Thanks for the suggestion. My data was NBA, although I’ve thought some about cricket as well so this was helpful. I guess what I was thinking was that in NBA each players strength is possibly dependent on the other players in the game. So if you are trying to infer the players strength from their own points scored then you might end up over or under estimating their strength. So instead of doing the sampling on each players points scored, I was thinking you could sample on the total team points instead. Whereas in cricket each player is batting effectively independently.
Here’s a semi relevant example where they infer the players strength based on the impact to the teams likelihood of winning
In this case they break the game up into sections where the 10 players on the court are known and so the total number of players is always 10. I could do the same but use points scored instead but it would require a lot of data engineering.

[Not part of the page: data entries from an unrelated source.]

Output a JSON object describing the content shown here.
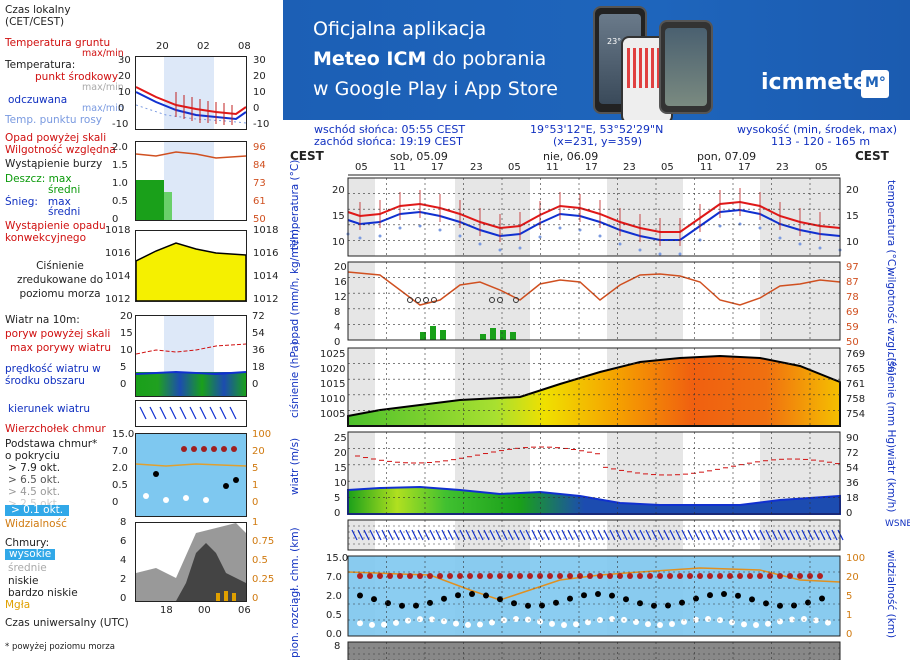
{
  "legend": {
    "time_zone": "Czas lokalny\n(CET/CEST)",
    "top_hours": [
      "20",
      "02",
      "08"
    ],
    "temp_ground": "Temperatura gruntu",
    "temp_ground_minmax": "max/min",
    "temperature": "Temperatura:",
    "mid_point": "punkt środkowy",
    "mid_minmax": "max/min",
    "felt": "odczuwana",
    "felt_minmax": "max/min",
    "dew": "Temp. punktu rosy",
    "precip_above": "Opad powyżej skali",
    "humidity": "Wilgotność względna",
    "storm": "Wystąpienie burzy",
    "rain_max": "Deszcz: max",
    "rain_avg": "średni",
    "snow_max": "Śnieg:   max",
    "snow_avg": "średni",
    "convective": "Wystąpienie opadu konwekcyjnego",
    "pressure_label": "Ciśnienie zredukowane do poziomu morza",
    "wind_label": "Wiatr na 10m:",
    "gust_above": "poryw powyżej skali",
    "gust_max": "max porywy wiatru",
    "wind_speed": "prędkość wiatru w środku obszaru",
    "wind_dir": "kierunek wiatru",
    "cloud_top": "Wierzchołek chmur",
    "cloud_base": "Podstawa chmur* o pokryciu",
    "okt": [
      "> 7.9 okt.",
      "> 6.5 okt.",
      "> 4.5 okt.",
      "> 2.5 okt.",
      "> 0.1 okt."
    ],
    "visibility": "Widzialność",
    "clouds": "Chmury:",
    "high": "wysokie",
    "mid": "średnie",
    "low": "niskie",
    "vlow": "bardzo niskie",
    "fog": "Mgła",
    "utc": "Czas uniwersalny (UTC)",
    "footnote": "* powyżej poziomu morza",
    "bottom_hours": [
      "18",
      "00",
      "06"
    ],
    "temp_ticks": [
      "30",
      "20",
      "10",
      "0",
      "-10"
    ],
    "prec_ticks": [
      "2.0",
      "1.5",
      "1.0",
      "0.5",
      "0"
    ],
    "hum_ticks": [
      "96",
      "84",
      "73",
      "61",
      "50"
    ],
    "pres_ticks": [
      "1018",
      "1016",
      "1014",
      "1012"
    ],
    "wind_ticks_l": [
      "20",
      "15",
      "10",
      "5",
      "0"
    ],
    "wind_ticks_r": [
      "72",
      "54",
      "36",
      "18",
      "0"
    ],
    "cb_ticks_l": [
      "15.0",
      "7.0",
      "2.0",
      "0.5",
      "0"
    ],
    "cb_ticks_r": [
      "100",
      "20",
      "5",
      "1",
      "0"
    ],
    "cl_ticks_l": [
      "8",
      "6",
      "4",
      "2",
      "0"
    ],
    "cl_ticks_r": [
      "1",
      "0.75",
      "0.5",
      "0.25",
      "0"
    ]
  },
  "banner": {
    "line1": "Oficjalna aplikacja",
    "line2_bold": "Meteo ICM",
    "line2_rest": " do pobrania",
    "line3": "w Google Play i App Store",
    "logo": "icmmeteo",
    "logo_badge": "M°",
    "phone_temp": "23°"
  },
  "info": {
    "sunrise": "wschód słońca: 05:55 CEST",
    "sunset": "zachód słońca: 19:19 CEST",
    "coords": "19°53'12\"E, 53°52'29\"N",
    "grid": "(x=231,  y=359)",
    "elev_label": "wysokość (min, środek, max)",
    "elev": "113 - 120 - 165 m"
  },
  "chart": {
    "tz": "CEST",
    "days": [
      "sob, 05.09",
      "nie, 06.09",
      "pon, 07.09"
    ],
    "hours": [
      "05",
      "11",
      "17",
      "23",
      "05",
      "11",
      "17",
      "23",
      "05",
      "11",
      "17",
      "23",
      "05"
    ],
    "temp_label": "temperatura (°C)",
    "temp_ticks": [
      "20",
      "15",
      "10"
    ],
    "prec_label": "opad (mm/h, kg/m²/h)",
    "prec_ticks": [
      "20",
      "16",
      "12",
      "8",
      "4",
      "0"
    ],
    "hum_label": "wilgotność wzgl. (%)",
    "hum_ticks": [
      "97",
      "87",
      "78",
      "69",
      "59",
      "50"
    ],
    "pres_label": "ciśnienie (hPa)",
    "pres_ticks": [
      "1025",
      "1020",
      "1015",
      "1010",
      "1005"
    ],
    "pres_label_r": "ciśnienie (mm Hg)",
    "pres_ticks_r": [
      "769",
      "765",
      "761",
      "758",
      "754"
    ],
    "wind_label": "wiatr (m/s)",
    "wind_ticks": [
      "25",
      "20",
      "15",
      "10",
      "5",
      "0"
    ],
    "wind_label_r": "wiatr (km/h)",
    "wind_ticks_r": [
      "90",
      "72",
      "54",
      "36",
      "18",
      "0"
    ],
    "dir_label": "WSNE",
    "cb_label": "pion. rozciągł. chm. (km)",
    "cb_ticks": [
      "15.0",
      "7.0",
      "2.0",
      "0.5",
      "0.0"
    ],
    "vis_label": "widzialność (km)",
    "vis_ticks": [
      "100",
      "20",
      "5",
      "1",
      "0"
    ],
    "cl_ticks": [
      "8"
    ]
  },
  "colors": {
    "banner": "#1f63b8",
    "temp_red": "#e01818",
    "temp_blue": "#1030d0",
    "pressure_fill": "#f5f000",
    "precip_green": "#1aa01a",
    "humidity": "#d05020"
  }
}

Yeah, that is way more complicated than in T20 cricket! What got me was the multiple shifts in a game, which I took to mean innings. My prior re: cricket kicked in. @AustinRochford wrote some blog posts a couple of years back re: IRT and NBA foul calls, which might be useful when thinking about your problem:
This might be useful too:
https://sethah.github.io/ncaa-ratings.html
The canonical PYMC sports article is Peadar Coyles’, which concerns rugby:
Oh yeah, definitely read these several times.
What about creating a “dummy player” and filling rosters to the max roster size with the dummy player. So for example, let’s say the team that plays the maximum number of players in a game is like 12, but another team only plays 7 guys in a game. We fill the remaining 5 spots with the dummy player. And then we make the dummy players effect always 0.
Is that possible to do?
Let’s say we treat points as multinomial on each simplex of player shifts. And each shift on each team has to have 5. Then I don’t think we need to add a dummy player. We just have to keep player index tracked so we can monitor their parameter. Then, we can take those posteriors and play with them. I think that makes sense. But I would need to play with the data and model. Happy to work on it with you, as it is an interesting problem, and I use the multinomial likelihood a fair deal and want to get more skilled at it.
PS: the other thing is how we make the values interdependent.